Apartments at w28 will be fully-furnished, have shared common areas and include streaming services such as Netflix — features that appeal to millennials, Winter said. He said kitchens are designed to encourage interactions between an apartment’s tenants, such as drinking beer on a dining counter.

“This is more of a prime concept to bring people together,” Winter said. “We have seen in our research that the loneliness factor for a 25-year-old is much higher than for a 65-year-old. [Because of smartphones] they are not really connected in a face-to-face manner. That is what we try to do in these buildings.”

Winter said a co-living tenant can expect to pay 15 percent less than the average monthly rent for a studio. However, a room in a co-living apartment averages 140 square feet, he noted. Winter explained co-living apartments are attractive to young professionals who may not stay rooted in one city or often travel for long periods of time for their jobs.

“We have guys from Google and Apple who could easily pay $3,000 a month for an apartment,” Winter said. “You are paying to be part of a membership, an exclusive circle….They say, ‘Oh that is a cool place, and I want to be a part of it.”’

On the flip side of the demographic spectrum, demand for luxury apartment buildings geared to senior citizens is booming, according to ZOM Living’s West. His company is developing the Watermark at Merrick Park in Coral Gables and the Watermark at West Palm Beach, two mid-rise multifamily projects strictly for people near retirement age.

West said senior housing monthly rents can produce about an 8 percent yield compared to the typical 6 percent yield of regular apartment buildings.

“The exit [rate of return is] higher than conventional multifamily,” he said. “We’d sell apartments in the 4 [percent range]. In senior housing, you will sell at 6 [percent].”

However, multifamily owners have to employ more people to provide property management services.
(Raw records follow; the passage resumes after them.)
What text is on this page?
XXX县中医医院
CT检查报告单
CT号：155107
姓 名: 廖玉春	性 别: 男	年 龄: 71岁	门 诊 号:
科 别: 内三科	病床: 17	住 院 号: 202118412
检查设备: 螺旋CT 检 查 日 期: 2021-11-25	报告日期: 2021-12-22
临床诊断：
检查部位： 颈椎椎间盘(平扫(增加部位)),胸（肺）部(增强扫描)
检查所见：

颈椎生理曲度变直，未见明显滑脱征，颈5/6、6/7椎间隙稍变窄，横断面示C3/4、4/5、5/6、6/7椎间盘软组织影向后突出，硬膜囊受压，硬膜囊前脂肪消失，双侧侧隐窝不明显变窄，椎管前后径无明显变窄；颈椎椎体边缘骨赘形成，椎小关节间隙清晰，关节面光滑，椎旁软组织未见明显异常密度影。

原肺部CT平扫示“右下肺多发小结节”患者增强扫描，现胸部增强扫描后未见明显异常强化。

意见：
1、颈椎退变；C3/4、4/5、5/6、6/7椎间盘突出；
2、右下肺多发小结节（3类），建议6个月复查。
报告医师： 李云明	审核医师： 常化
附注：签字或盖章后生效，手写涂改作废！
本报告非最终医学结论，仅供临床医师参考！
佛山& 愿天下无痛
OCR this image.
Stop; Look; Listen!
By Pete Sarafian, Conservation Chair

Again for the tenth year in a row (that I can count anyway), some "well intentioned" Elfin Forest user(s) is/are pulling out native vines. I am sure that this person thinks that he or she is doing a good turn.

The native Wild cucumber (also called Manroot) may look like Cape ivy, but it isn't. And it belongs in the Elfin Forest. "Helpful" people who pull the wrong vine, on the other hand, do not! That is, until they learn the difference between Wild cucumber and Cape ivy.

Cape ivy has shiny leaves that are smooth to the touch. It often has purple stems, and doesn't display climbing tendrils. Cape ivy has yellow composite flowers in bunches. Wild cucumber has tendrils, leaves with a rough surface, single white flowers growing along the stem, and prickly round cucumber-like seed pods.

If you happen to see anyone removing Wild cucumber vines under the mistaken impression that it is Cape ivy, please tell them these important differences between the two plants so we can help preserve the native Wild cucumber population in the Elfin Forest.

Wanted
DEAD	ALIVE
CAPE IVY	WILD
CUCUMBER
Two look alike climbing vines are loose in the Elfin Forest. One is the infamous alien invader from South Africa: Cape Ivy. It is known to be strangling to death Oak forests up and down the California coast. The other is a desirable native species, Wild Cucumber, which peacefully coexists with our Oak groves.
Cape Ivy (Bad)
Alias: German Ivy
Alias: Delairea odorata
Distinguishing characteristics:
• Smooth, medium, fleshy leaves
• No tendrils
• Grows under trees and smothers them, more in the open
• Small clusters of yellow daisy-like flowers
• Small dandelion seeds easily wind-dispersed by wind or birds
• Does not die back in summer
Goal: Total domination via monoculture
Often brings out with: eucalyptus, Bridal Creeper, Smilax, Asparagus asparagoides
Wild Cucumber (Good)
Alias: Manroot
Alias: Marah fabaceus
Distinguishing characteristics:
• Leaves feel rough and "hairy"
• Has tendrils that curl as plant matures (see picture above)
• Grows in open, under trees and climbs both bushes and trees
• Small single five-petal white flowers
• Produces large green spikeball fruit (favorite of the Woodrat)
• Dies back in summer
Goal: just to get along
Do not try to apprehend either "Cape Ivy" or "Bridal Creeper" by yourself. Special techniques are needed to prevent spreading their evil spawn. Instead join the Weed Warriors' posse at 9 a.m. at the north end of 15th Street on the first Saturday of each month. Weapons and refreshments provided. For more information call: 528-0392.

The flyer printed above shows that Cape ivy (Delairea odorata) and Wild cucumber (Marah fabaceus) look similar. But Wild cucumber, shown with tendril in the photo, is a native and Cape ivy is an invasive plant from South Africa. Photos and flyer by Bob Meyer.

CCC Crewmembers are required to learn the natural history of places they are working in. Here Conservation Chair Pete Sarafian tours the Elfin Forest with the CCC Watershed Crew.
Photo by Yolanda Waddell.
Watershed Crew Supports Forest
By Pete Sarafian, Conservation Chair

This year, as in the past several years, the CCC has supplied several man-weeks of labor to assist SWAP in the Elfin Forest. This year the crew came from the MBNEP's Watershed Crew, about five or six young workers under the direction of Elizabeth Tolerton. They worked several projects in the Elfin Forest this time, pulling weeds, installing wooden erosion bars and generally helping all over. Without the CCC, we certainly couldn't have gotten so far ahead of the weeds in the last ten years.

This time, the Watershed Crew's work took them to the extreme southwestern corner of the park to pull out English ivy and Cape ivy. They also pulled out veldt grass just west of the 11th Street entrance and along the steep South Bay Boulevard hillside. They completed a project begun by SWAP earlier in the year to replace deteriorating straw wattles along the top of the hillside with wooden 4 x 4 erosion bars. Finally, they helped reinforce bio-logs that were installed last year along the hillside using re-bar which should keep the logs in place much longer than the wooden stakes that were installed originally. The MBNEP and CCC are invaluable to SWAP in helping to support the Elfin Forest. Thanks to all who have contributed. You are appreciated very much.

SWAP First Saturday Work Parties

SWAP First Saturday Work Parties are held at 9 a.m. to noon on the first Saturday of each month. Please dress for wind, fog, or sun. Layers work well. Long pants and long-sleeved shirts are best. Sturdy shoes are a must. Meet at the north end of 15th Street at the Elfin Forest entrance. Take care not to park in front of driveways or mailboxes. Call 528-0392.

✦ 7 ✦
And achieving full occupancy takes longer in senior living buildings, West said.

The three-day ULI conference featured two days of panels on Monday and Tuesday. The event concludes Wednesday with site tours of various projects in Miami-Dade, including Related’s Liberty Square redevelopment project, the Link at Douglas transit-oriented development by The Adler Group and 13th Floor Investments, and condo buildings that allow short-term rentals.